ПАРИС: Бар?
ДЖОН: Там ты всегда сможешь подкрепиться.
ПАРИС: О!
ДЖОН: Подожди, я еще не рассказал про детскую ванную комнату. Красива, удобная и прямо напротив ванны - телевизор.
ПАРИС: Отлично! Каждый захочет такую ванную. А где этот дом будет? В Рокланде?
ДЖОН: Не знаю. Ты не любишь Рокланд?
ПАРИС: Раньше любил.
ДЖОН: А что произошло?
ПАРИС: Все дело в моем имени. Ведь меня зовут Парис.
ДЖОН: Я помню.
ПАРИС: Здесь есть один паршивый коротышка, Сонни Дженкинс. Он стал петь: "Парис - для психа имечко, и папа у Париса - псих". Ну, я и вправил ему мозги.
ДЖОН: Молодчина!
ПАРИС: Расквасил ему нос, а пока он соображал, в чем дело, подбил глаз. И только когда у него глаза на лоб полезли, отпустил. Тебе приходилось такое видеть, Джон?
ДЖОН: Да. Но редко.
ПАРИС: А потом вся его шайка стала распевать: Парис - для психа имечко, и папа у Париса - псих". Когда все повторяют одно и то же, это становится похоже на правду, как телереклама. Когда мальчишки запели это, у меня все поплыло перед глазами, и я заплакал,... понимаешь, Джон, заплакал на виду у всех - открыто. Вот что произошло, Джон. Я даже драться не мог. Стоял и плакал.
МОЛЛИ (выходя из кухни): Никогда бы не поверила, что Сонни Дженкинс на такое способен. Окажись я там, я бы его трясла до тех пор, пока у него все зубы не высыпались.
ПАРИС: Мама, ты подслушивала?
ДЖОН: Оставь нас, Молли.
МОЛЛИ: Я много пережила и выстрадала за свою жизнь.
ПАРИС: Это ни для кого не секрет.
МОЛЛИ: Твою мать ничем не удивишь. Я тоже плакала у всех на виду.
ПАРИС: Мама, ты подслушиваешь и читаешь чужие дневники. Я не уважаю соглядатаев. Гадкие люди.
МОЛЛИ: Я не гадкая. Просто хотела узнать, о чем ты думаешь.
(Уходит на кухню).
ПАРИС: Джон, тебя когда-нибудь унижали?
ДЖОН: Да, у меня в твоем возрасте были жуткие прыщи. Я был влюблен в девушку - очень красивую. Но я ее так идеализировал, что не смел поцеловать.

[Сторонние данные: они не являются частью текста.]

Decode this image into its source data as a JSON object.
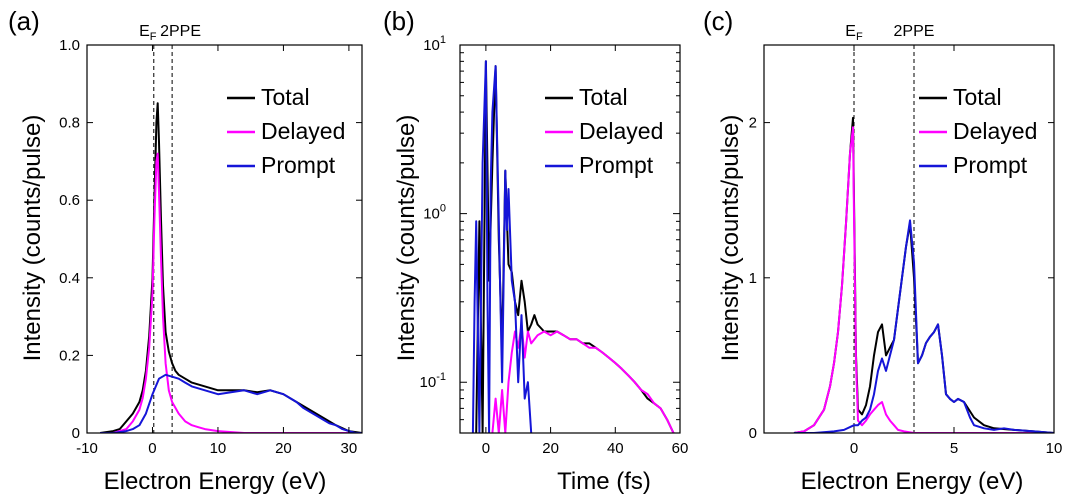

Знаешь, когда идеализируешь девушку, очень много думаешь о ее добром имени.
ПАРИС (с умудренным видом): Знаю.
ДЖОН: Однажды вечером мы сидели на заднем сиденье в машине моего приятеля. Они со своей девушкой тискали друг друга, целовались на переднем сиденье, обнимались и все такое. Мой приятель не слишком беспокоился о добром имени с в о е й девушки. А МЫ просто разговаривали о лунном свете, потом я вдруг дотронулся до ее лица. Просто погладил указательным пальцем. Кожа была мягкой, как цветочный лепесток. И Я захотел так сильно, что не смог удержаться.
ПАРИС: Что ты сделал, Джон?
ДЖОН: Обнял ее и поцеловал. Я хотел, чтобы это длилось вечно, - но все кончилось в один миг. Она оттолкнула меня и сказала: "Говорят, это не заразно, - но я боюсь подцепить прыщи".
ПАРИС: Она не смела так говорить!
ДЖОН: И я вынужден был сидеть там, на заднем сиденье - пока мой приятель тискал свою девушку, а лунный свет был такой яркий.
ПАРИС: Ты заплакал?
ДЖОН: Я сдержался, пока не добрался до дому.
Пауза.
ПАРИС (желая утешить Джона): У тебя сейчас почти нет прыщей. Вполне приличная кожа. Хотел бы я, чтобы у меня была такая большая борода, как у тебя.
Пауза.
ДЖОН: Я разработал собственную теорию насчет таких случаев.
ПАРИС: О чем?
ДЖОН: О квадратном корне из греха.
ПАРИС: Что?
ДЖОН: Греха оскорбления человеческих чувств. Унижения личности. Квадратный корень из греха. То же самое, что убийство.
ПАРИС: То же, что убийство?
ДЖОН: В этом и есть квадратный корень. Но существует еще большая сила. Война - это квадратный корень из унижения, возведенный в миллионную степень...
ПАРИС: В миллионную степень?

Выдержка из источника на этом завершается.